A federal judge ordered the North Korean government to pay over $500 million to the family of Otto Warmbier over the student's wrongful death after his imprisonment by the hermit kingdom.
Chief Judge Beryl A. Howell of the District of Columbia District Court wrote in his opinion that North Korea is liable for the torture, hostage taking, and extrajudicial killing of Otto Warmbier, and the injuries to his mother and father, Fred and Cindy Warmbier."

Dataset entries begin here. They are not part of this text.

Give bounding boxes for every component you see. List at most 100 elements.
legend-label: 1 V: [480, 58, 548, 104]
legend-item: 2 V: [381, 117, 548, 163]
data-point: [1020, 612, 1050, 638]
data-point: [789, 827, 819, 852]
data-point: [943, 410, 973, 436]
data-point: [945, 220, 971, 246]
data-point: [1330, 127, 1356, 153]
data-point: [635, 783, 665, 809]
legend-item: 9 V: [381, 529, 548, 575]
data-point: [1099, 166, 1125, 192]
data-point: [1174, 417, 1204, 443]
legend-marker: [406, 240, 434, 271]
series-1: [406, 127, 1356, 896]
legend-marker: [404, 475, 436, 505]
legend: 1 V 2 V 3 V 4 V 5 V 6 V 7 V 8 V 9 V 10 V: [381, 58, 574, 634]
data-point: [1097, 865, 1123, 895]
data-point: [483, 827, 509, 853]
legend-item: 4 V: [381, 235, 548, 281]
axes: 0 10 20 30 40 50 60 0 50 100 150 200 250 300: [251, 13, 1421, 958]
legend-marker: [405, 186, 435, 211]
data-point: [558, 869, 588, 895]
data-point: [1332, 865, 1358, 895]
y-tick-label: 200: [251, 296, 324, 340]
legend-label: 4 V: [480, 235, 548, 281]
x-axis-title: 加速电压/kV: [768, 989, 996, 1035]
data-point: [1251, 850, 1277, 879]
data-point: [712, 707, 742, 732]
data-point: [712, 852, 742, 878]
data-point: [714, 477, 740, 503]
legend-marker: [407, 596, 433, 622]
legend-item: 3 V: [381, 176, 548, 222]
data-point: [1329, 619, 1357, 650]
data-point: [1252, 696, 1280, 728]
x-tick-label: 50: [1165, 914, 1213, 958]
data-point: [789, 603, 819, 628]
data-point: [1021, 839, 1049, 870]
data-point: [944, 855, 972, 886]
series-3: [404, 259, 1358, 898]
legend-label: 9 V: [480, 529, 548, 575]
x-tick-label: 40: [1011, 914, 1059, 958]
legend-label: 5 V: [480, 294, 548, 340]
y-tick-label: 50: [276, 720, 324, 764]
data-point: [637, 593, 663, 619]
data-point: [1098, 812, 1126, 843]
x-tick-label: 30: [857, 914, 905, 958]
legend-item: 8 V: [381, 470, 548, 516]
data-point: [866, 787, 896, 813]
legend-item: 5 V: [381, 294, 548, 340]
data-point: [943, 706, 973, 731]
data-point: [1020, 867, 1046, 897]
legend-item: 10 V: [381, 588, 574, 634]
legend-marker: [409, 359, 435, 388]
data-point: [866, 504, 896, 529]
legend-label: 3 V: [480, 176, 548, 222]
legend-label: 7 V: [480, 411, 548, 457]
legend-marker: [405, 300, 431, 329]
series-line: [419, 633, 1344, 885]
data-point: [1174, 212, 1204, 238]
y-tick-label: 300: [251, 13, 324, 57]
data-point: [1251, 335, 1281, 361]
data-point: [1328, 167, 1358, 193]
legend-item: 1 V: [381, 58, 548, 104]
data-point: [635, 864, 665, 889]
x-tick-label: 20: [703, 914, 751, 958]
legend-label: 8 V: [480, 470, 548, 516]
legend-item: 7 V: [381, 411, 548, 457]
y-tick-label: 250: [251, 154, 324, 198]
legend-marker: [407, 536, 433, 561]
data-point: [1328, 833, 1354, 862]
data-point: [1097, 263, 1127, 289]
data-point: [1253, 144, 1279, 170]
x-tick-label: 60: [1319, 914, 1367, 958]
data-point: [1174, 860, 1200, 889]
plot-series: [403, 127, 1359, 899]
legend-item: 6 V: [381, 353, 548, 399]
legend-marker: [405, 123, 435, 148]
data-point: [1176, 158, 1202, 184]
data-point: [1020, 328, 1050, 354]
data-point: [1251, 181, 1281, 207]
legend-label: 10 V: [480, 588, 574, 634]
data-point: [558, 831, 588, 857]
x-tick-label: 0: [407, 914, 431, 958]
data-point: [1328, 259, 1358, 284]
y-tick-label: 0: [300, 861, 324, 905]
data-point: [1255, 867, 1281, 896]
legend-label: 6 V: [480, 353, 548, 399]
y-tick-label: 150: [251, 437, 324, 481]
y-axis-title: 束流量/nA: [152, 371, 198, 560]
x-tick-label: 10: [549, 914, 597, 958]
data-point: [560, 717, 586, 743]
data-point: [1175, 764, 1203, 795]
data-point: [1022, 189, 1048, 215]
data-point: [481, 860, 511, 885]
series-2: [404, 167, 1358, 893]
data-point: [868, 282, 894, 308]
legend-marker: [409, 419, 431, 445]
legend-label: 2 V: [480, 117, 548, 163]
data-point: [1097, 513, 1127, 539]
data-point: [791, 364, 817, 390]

“Before Otto traveled with a tour group on a five-day trip to North Korea, he was a healthy, athletic student of economics and business in his junior year at the University of Virginia, with ‘big dreams’ and both the smarts and people skills to make him his high school class salutatorian, homecoming king, and prom king," Howell continued. “He was blind, deaf, and brain dead when North Korea turned him over to U.S. government officials for his final trip home.”
Otto Warmbier, a Jewish student at the University of Virginia, was arrested in 2015 for allegedly trying to take a propaganda banner from an area reserved for North Korean staff and forbidden to foreigners at the Yanggakdo International Hotel, where he was staying as part of a New Year’s tour group. He was sentenced to 15 years of hard labor.
After 17 months in prison, Warmbier was released by the North Korean government and returned home. However, he was returned in a coma and soon died.
Otto's parents have held North Korea responsible for their son's death and accuse the government of torturing him.
They have sought $1 billion in damages from North Korea.